The indictment is the latest development in a scandal that has plagued the university’s once-prestigious but now-defunct Center for Reproductive Health. The university and former patients have accused the doctors of stealing human eggs and embryos from women seeking treatment for infertility, then transplanting them into other women. The UC system also has accused the doctors of research and financial improprieties.
About 90 lawsuits have been filed against the doctors, who have repeatedly denied the allegations against them.
The criminal case against the doctors had been restricted to mail fraud--previously 35 counts that were consolidated to 20 in the latest indictment. The new indictment added one count of conspiracy against all three, and two counts of income tax evasion against each.
The conspiracy count charges that the doctors “took steps to conceal from the IRS cash payments received from CRH [Center for Reproductive Health] patients” by having the clerical staff record each transaction as an “adjustment” rather than a payment.
The cash was collected in an envelope, and the clerical staff was instructed to not deposit it in the clinic bank account where other payments were kept, the indictment alleges. At the end of each day, one of the doctors would collect the cash and sign an “internal record” for the amount, it states.
At the end of the month, the three physicians would use the internal records “to divide up the cash income that had been kept off of the partnership books,” according to the indictment.
The indictment does not state how much cash was involved.
An attorney for Dr. Stone--the only one of the three physicians who has remained in the United States to face charges--called the new charges “an accounting matter.”
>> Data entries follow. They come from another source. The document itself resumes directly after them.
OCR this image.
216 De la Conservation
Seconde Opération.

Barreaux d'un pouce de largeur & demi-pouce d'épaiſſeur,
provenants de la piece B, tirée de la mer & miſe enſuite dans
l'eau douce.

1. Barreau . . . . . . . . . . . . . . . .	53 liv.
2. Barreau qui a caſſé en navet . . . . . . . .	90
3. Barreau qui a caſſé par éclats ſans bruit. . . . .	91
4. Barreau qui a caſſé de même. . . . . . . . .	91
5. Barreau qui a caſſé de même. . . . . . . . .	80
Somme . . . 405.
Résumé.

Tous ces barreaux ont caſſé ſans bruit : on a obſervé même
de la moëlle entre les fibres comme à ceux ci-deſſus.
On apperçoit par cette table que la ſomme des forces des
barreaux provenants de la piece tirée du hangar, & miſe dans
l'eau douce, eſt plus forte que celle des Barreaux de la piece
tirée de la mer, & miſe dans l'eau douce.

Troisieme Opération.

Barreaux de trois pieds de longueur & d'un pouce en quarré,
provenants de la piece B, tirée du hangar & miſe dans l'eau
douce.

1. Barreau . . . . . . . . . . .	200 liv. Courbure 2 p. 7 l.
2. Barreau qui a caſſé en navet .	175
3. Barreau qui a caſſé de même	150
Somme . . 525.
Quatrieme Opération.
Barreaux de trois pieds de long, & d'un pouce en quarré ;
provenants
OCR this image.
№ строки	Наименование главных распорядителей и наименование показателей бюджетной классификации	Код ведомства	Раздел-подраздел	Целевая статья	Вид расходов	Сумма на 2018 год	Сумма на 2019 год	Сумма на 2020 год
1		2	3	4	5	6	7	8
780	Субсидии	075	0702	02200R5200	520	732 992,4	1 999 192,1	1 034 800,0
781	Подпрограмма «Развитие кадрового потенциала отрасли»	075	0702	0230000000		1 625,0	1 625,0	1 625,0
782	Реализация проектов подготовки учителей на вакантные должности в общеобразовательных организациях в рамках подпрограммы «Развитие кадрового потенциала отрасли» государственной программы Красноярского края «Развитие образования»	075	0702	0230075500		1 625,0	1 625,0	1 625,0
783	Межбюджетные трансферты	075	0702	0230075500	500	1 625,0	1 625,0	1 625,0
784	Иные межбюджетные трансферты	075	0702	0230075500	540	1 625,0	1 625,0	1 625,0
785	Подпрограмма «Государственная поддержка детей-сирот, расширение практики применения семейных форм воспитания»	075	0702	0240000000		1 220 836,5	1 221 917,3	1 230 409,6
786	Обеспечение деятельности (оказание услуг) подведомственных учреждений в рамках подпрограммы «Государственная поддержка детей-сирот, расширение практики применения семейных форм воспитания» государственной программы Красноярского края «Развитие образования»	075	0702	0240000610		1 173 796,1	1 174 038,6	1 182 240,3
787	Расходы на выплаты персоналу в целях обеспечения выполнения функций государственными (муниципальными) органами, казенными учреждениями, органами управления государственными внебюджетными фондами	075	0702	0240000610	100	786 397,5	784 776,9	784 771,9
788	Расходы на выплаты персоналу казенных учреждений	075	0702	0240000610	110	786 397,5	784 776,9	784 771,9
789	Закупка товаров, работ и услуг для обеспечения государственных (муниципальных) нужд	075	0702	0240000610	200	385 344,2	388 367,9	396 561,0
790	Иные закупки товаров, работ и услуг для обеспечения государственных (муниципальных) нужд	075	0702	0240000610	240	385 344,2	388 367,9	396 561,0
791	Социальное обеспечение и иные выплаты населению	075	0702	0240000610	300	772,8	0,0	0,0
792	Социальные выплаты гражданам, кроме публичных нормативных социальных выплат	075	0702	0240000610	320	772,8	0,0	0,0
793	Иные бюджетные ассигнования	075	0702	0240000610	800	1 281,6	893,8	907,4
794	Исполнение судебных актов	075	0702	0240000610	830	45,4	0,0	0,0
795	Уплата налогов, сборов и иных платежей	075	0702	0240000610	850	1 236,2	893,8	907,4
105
“There may have been some accounting errors, but Dr. Stone, while he is a world-renowned physician, is not an accountant,” attorney John D. Barnett said.
Stone signed his income tax returns without knowing that the cash was not being reported, Barnett said. He said the office staff put the cash in an envelope “to keep it separate, so it would not get stolen. . . . There is nothing sinister about it.”
He said the amount of cash involved, for Stone’s part, was about $25,000 a year, “a small amount compared to the amount [of income] declared.” According to the indictment, Stone declared income of $320,809 in 1991 and $482,792 in 1992.
Barnett said Stone’s share of the cash was about half that of the other two doctors. The indictment reveals that Asch reported income of $572,654 in 1991 and $644,246 in 1992; Balmaceda declared $595,569 in 1991 and $723,225 in 1992.
The conspiracy count further charges that the doctors had their staff submit copies of the “falsified partnership books” to their accountant for tax preparation. After one of the employees told the accountant that the clinic was keeping cash payments off the books, the accountant met with Stone on Aug. 2, 1993, it states. Stone “agreed that the understatement of income posed significant problems for the physicians,” indicated that he would confer with Asch and Balmaceda, “and claimed he would follow up on the matter with the tax accountant,” the indictment states. The three failed to authorize the accountant to file amended tax returns, the indictment says.
Stone’s attorney said the indictment shows that Stone did not know that his income figure was incorrect at the time he signed his tax returns. “In other words, it was done innocently,” he said.
Barnett would not say whether Stone ever filed amended tax returns.